Весной мы, семьдесят человек, из-за лошадей отправились в горную долину Утлук, которая по всему Тибету славилась прекрасной травой. Мы проводили там время в охоте на диких ослов и степных яков, а затем вернулись. Я оставлял Искандар султана с группой людей в Марйуле. Когда все собрались в одном месте и лошади подкормились и стали сильные, люди, не устояв перед трудностями и опасностями, все разом разбрелись и ушли в Йарканд. Из тех людей осталось пятьдесят человек — все остальные убежали. В это время из Йарканда прибыл Джан Ахмад-атака, которою я два года тому назад, во время своего возвращения из похода в Урсанг, отправил к Рашид султану, как уже было упомянуто, и он привез приказ о том, чтобы мы покинули Тибет. Причиной моей задержки здесь было следующее: если бы я подался куда-нибудь по собственной воле, то всю ответственность за нарушение обязательств возложили бы на меня, хотя сам он нарушил договор и обещание, подкрепленные верой и сильными клятвами, внешне выказывая верность им. Теперь он, превращая все это в забытый прах, /308а/ прислал приказ о бегстве. Стихи:
Как только прибыл Джан Ахмад-атака, я направился в Бадахшан.
ГЛАВА 110.
УПОМИНАНИЕ ОБ ОТПРАВЛЕНИИ АВТОРА КНИГИ ИЗ ТИБЕТА В БАДАХШАН
Ранее упоминалось, что из тех семисот человек осталось пятьдесят, остальные же, как только могли, бежали в Йарканд. Упоминалось также, что трудность тибетских дорог из-за недостатка фуража и дров, сильные холода и тяжесть пути своими крайностями были таковы, что здравый рассудок отказывался в это верить. Вместе с тем отсутствие возможности достать пищу, одежду, особенно подковы для лошадей, которые совершенно необходимы на тех дорогах, малое количество лошадей и ослабленность их дошли до такого предела, что оставаться в Тибете было невозможно. Мисра:
И оставаться здесь, и пускаться в путь — оба дела были крайне трудными, однако в уходе была надежда, что придет конец трудностям, а в пребывании здесь нельзя было и представить себе их конца[1171]. Мисра:
[Уход] в любую сторону — в Кашмир, и в Кашгар, и в Турфан, и в Индию был одинаково невозможен. Единственной стороной, где имелась надежда на спасение, был Бадахшан, но никто из нас не знал дороги из Тибета в Бадахшан, чтобы можно было уехать, минуя Кашгар. В группе людей, которая бежала в Йарканд, был некий Джахан Шах, и он как-то рассказывал, что слышал от людей горной части Йарканда, как они говорили, что от места под названием Таганак[1172][1173] имеется дорога, которая ведет в Бадахшан Памира. Тогда я расспросил о ней, и мы отправились по дороге, которой не знали. Байт:
[1164] Добавлено по Л2 237б; Л3 178а
[1165] Добавлено по Л2 238а, Л3 178б
[1166] Шайа — поселение около 8 миль к юго-востоку от Леха, на правом берегу Инда. Выше селения на холме находилась резиденция правителей Ладаха (Росс, с. 460, прим. 1).
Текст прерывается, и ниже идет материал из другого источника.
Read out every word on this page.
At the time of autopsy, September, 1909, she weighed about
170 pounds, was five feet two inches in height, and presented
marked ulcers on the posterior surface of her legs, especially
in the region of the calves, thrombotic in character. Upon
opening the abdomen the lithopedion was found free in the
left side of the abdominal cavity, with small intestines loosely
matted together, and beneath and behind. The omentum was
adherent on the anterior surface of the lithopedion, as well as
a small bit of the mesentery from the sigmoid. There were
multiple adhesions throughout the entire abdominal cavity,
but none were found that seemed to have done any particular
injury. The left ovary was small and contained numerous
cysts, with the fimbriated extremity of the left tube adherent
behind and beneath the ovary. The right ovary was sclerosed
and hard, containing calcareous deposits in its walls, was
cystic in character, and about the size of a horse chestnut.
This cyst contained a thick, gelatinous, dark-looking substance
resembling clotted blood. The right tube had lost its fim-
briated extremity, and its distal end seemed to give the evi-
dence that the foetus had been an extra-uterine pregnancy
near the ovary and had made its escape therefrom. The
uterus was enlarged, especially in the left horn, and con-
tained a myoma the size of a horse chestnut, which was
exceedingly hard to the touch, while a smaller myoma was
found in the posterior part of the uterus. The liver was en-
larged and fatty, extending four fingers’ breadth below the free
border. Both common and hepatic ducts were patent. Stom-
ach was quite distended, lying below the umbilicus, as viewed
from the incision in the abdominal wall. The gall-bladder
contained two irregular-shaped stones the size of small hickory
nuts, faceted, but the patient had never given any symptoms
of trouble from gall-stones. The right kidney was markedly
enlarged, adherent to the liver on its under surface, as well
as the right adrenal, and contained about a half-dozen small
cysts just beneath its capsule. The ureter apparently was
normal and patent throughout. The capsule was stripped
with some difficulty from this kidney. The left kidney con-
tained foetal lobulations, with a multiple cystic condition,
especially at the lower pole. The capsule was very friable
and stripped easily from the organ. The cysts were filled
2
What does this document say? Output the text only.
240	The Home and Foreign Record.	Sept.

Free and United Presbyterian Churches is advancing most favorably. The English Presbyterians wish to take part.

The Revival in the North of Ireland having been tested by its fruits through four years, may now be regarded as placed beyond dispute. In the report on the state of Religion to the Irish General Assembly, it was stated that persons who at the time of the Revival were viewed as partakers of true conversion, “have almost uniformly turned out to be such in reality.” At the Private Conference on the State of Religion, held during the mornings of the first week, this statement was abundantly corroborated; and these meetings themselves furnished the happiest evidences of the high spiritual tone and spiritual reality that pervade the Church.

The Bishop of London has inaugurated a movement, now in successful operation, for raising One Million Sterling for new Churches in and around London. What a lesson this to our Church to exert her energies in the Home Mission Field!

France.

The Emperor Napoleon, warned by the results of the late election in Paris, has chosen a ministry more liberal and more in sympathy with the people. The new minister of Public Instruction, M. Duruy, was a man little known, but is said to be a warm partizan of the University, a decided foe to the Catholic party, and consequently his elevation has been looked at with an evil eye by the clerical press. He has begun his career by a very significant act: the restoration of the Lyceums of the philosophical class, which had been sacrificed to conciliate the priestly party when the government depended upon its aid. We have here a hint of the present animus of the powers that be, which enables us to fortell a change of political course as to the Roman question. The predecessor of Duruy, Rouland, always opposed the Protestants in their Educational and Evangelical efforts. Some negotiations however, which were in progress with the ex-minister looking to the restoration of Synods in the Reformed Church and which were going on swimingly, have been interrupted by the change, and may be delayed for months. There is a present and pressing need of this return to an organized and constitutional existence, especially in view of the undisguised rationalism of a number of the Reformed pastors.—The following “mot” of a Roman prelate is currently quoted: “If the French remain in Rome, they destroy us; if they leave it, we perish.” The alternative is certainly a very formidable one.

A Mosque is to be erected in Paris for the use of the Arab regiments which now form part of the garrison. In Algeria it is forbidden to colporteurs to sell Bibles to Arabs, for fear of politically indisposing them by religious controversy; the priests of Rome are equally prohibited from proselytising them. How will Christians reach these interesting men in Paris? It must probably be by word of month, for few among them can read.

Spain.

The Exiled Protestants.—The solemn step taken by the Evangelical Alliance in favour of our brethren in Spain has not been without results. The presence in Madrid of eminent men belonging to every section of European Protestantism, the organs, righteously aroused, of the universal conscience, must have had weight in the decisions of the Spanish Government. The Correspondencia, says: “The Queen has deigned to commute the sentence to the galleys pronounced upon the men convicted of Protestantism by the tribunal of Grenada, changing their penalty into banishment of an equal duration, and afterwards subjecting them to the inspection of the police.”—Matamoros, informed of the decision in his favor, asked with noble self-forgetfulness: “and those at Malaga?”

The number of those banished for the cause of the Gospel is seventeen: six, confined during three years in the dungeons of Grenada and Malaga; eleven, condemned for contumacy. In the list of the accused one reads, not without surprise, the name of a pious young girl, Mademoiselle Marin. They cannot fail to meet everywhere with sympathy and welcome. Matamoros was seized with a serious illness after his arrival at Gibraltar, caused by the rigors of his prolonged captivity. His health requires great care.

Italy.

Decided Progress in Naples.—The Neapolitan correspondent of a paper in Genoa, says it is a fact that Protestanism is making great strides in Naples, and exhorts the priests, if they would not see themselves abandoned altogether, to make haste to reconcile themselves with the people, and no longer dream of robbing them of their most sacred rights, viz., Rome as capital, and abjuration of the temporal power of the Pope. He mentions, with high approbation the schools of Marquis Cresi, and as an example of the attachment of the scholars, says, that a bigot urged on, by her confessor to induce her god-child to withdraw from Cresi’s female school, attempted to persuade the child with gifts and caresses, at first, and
[1167] Добавлено по Л3 214а; R 462
[1168] Сут (Сот) — группа деревень, обычно называемых Каргил; Сут, возможно, другое название Каргил (Росс, с. 462, прим. 1).
[1169] Коран, II, 150(155).
[1170] Коран, II, 151(156).
[1171] Добавлено по Л2 240а; Л3 180а
[1172] Таганак — пункт на р. Йарканд (Таканак — на карте), ниже Кулан-улди (Росс, с. 464, прим. 1).
[1173] В Л1 215а — Маханак; Л2 240а; Л3 180а — Тагдумбаш; R 464 — Таг Нак (в коммент. — Токанак).